Percebe-se que os autores opõem “(…) idiotas úteis que pariram o Decreto-Lei n.º 54/2018” àqueles que “(…) têm da Educação uma visão personalista”, a qual se subentende, será a dos próprios. Surgem então duas hipóteses: ou os autores se identificam com uma visão centrada na individualidade do aluno, valorizando as suas diferenças e competências específicas – a redação que assinam parece refutar esta hipótese; ou, por outro lado, a visão “personalista” que advogam será certamente a dos próprios, isto é, o modo muito personalizado como estes professores entendem a educação, neste século XXI. Talvez fosse então relevante explicar que a lógica do ensino de massas, fabril e uniformizador está felizmente em declínio, que não existem dois alunos iguais e que a solução para atender a esta enriquecedora heterogeneidade é precisamente diferenciar o ensino (dos professores) para assegurar a diferenciação das aprendizagens (de todos os alunos).

Os autores parecem esperar do citado Decreto-Lei que este personifique aquilo que os mesmos não são capazes de fazer – o que é lamentável e, no limite, deveria levá-los a uma introspeção acerca da opção por esta profissão. Quando desabafam dizendo que foram promovidas medidas que “(…) a lei consigna” para incluir e integrar (mais uma vez entre “aspas”) a criança em causa, percebe-se que têm da sua profissão – os autores são professores – uma visão burocrata, própria de um funcionário administrativo que cumpre cega e acriticamente os trâmites emanados pela tutela. O que é grave, uma vez que não existe nada no Decreto-Lei que não implique por parte dos professores, e bem, uma reflexão ponderada e um tomar de decisões congruentes com o objeto/contexto da sua aplicação.

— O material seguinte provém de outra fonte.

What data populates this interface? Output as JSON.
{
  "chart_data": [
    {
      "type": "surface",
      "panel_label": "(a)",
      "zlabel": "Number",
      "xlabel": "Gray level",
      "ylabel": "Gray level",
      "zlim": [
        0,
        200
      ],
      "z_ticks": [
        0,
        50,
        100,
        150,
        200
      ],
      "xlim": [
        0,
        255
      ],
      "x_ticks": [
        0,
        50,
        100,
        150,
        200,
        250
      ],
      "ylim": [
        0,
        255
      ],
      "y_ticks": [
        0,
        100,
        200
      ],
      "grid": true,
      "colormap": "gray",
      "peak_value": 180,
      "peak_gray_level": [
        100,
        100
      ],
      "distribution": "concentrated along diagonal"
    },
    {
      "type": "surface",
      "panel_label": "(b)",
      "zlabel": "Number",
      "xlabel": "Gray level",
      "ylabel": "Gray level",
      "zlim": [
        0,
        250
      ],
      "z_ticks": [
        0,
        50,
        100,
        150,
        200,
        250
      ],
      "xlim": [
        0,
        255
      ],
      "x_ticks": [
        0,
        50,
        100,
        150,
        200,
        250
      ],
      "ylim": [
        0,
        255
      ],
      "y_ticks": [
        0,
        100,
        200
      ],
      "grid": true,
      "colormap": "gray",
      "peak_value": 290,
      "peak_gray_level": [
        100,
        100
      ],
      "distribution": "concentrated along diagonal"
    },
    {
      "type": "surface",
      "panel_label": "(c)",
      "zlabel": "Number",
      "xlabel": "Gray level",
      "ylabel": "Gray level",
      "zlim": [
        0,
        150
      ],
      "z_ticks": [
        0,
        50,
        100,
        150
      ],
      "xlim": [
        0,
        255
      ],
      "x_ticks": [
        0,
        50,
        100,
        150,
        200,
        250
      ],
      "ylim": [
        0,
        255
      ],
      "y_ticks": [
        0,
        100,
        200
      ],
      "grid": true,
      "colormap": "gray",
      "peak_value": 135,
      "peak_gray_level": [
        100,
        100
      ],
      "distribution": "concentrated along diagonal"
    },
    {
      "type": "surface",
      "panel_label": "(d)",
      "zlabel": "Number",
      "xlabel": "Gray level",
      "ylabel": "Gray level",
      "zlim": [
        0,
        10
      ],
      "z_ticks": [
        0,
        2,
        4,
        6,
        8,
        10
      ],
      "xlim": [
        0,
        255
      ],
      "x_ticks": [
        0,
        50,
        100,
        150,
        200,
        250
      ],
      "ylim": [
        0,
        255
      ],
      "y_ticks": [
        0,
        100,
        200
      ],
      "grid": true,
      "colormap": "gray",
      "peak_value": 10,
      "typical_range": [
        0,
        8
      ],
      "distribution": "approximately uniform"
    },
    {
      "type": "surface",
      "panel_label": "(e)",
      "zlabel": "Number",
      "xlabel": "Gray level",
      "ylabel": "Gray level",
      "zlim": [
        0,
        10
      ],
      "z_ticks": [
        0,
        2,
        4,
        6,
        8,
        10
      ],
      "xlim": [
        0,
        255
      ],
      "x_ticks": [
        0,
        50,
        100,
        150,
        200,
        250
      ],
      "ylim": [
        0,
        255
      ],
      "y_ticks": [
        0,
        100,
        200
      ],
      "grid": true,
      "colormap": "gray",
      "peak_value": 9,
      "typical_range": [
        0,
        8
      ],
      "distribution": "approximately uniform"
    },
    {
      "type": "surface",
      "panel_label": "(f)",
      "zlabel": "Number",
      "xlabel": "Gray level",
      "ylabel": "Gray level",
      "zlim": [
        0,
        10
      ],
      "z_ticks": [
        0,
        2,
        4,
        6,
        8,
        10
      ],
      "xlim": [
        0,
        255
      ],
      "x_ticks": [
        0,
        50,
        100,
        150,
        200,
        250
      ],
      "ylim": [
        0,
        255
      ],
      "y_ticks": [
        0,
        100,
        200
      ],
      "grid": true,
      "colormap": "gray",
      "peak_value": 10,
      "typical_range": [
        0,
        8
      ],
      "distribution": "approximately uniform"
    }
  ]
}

Chega-se à triste conclusão que a verdadeira preocupação presente no artigo não é a criança, ou não fosse este um ato de protesto sabe-se lá contra quê. Lamentamos que na fúria desmedida da reivindicação de direitos dos professores caibam relatos desprovidos de qualquer pudor em expor uma criança a uma situação de tão grande vulnerabilidade, apenas para, forçadamente, querer passar a imagem que está tudo mal nas escolas e que a culpa é sempre, lá está, de quem está acima destas. Não se estranha por isso que o texto evoque a culpa de um ministro, que apelidam de “autista”.

Em suma, o artigo expressa uma pose cada vez mais costumeira de vitimização permanente e de um bota-abaixismo constante que pouco ou nada têm de consequente porque, na essência, falha na argumentação. No caso concreto, revela um pensamento que, tentando catequizar os fiéis da indignação, demonstra uma falta de humanismo gritante relativamente a esta criança e à sua família e uma ignorância sobre o papel do professor, o que é lamentável. Exibe também uma dessincronia relativamente à mudança, necessária e urgente, de uma escola bolorenta que no texto se insinua, para uma escola com uma lógica distinta. Uma escola em que a sala não tem dono, mais cooperativa, desmaterializada do espaço colegial, em que fazem falta professores genuinamente motivados e, talvez, com uma formação radicalmente diferente da atual.

Por tudo isto, o texto não deixa de ser pedagogicamente útil por mostrar, pela antítese, aquilo que não deve ser a conduta de um professor humanista e apologista de uma escola que não exclui e em que todas as crianças merecem sonhar com a sua livre participação.